Charlene Haar believes that a docile press has proven to be a useful tool in a state where one newspaper is dominant. Press releases are printed as fact and errors need never be corrected. The lack of competition ensures that the printed words are not challenged. As Haar notes, “You have a lot of power when you buy ink by the barrel.”

A former staffer to Sen. Pressler lamented that the abuse of such power, especially when it is used to destroy someone’s reputation. In 1990, Kranz called for Pressler to release his “health records” and raised the issue of his “memory” implying he had Alzheimer’s disease. Pressler’s father died of the disease shortly after the Argus Leader ran the story. Rumors have also circulated about Pressler’s absentmindedness, including a story that Pressler mistakenly walked into a closet after a committee hearing and remained there to avoid embarrassment. Randell Beck repeated the story as fact on a recent radio program. Pressler staffers have consistently denied the story.

In 1996 former Sen.

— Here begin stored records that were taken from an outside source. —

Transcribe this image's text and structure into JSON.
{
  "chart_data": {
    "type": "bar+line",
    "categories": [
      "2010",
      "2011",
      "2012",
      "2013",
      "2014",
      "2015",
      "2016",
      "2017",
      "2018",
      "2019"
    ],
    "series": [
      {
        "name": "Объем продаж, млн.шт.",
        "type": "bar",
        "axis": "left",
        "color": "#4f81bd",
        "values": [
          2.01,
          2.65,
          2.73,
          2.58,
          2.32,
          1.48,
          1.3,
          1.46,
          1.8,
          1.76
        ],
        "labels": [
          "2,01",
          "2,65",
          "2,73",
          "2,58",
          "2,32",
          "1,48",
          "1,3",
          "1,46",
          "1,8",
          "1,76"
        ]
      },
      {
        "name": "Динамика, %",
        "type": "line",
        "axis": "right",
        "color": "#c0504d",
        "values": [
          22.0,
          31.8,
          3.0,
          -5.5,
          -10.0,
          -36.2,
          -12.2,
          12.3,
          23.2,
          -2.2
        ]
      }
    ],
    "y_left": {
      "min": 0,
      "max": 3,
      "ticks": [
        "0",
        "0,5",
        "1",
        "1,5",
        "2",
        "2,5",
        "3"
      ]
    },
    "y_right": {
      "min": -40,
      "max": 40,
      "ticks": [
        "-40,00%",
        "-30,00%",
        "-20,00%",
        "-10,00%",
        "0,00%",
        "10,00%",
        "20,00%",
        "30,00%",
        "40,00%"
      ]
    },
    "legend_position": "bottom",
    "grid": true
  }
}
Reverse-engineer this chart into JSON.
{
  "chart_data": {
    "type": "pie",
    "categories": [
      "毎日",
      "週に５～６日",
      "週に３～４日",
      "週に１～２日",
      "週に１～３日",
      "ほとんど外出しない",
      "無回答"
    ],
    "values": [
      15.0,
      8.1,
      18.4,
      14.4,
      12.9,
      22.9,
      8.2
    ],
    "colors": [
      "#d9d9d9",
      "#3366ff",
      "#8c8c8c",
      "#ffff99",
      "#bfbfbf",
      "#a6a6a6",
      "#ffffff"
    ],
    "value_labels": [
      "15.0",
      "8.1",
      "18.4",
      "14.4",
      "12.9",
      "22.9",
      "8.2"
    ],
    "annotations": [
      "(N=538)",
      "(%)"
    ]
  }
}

James Abourezk (D-SD) recruited the author of “Washington Babylon” for a South Dakota speech to discuss his book that strongly implied that Pressler was a homosexual. Regarding the claim, Abourezk said, “I told everybody who would listen to me.” Kranz repeated those rumors in an Argus Leader article, despite the candidate’s denials. Pressler was defeated that November. Abourezk was Daschle’s mentor, as the current Senate Minority leader got his start in politics as an aide to the South Dakota Democrat in 1972. Abourezk recently made news when he filed a $5 million libel lawsuit against a Pennsylvania parody Web site operator.

A Republican campaign worker who notarized three affidavits of people who claimed they were paid by Democrat operatives to vote in last year’s election complained that a similar character assassination was waged against her. The Argus Leader reported that she “traveled through the Rosebud reservation … asking people if they had any evidence of wrongdoing on Election Day” with an “unsigned affidavit,” a charge she denied. She was unwilling to discuss the matter further with Talon News for fear of another round of persecution by the Argus Leader.

Byron York, White House Correspondent for the National Review, wrote extensively about the voter fraud in South Dakota. The question of voter fraud remains unanswered as two individuals paid by the Democrat Party still face criminal prosecution for forgery in an alleged registration fraud scheme. A Republican official suggested that Thune decided not to challenge his narrow loss to Johnson in order to avoid negative media backlash.

The Daschle campaign released a $31,000 series of television ads last week that feature the senator claiming credit for the recent passage of a law mandating increased ethanol use, which is thought will be a boon to South Dakota farmers. It will also be a windfall for Mrs. Daschle’s lobbying firm which represents the Sioux Falls-based industry group, American Coalition for Ethanol.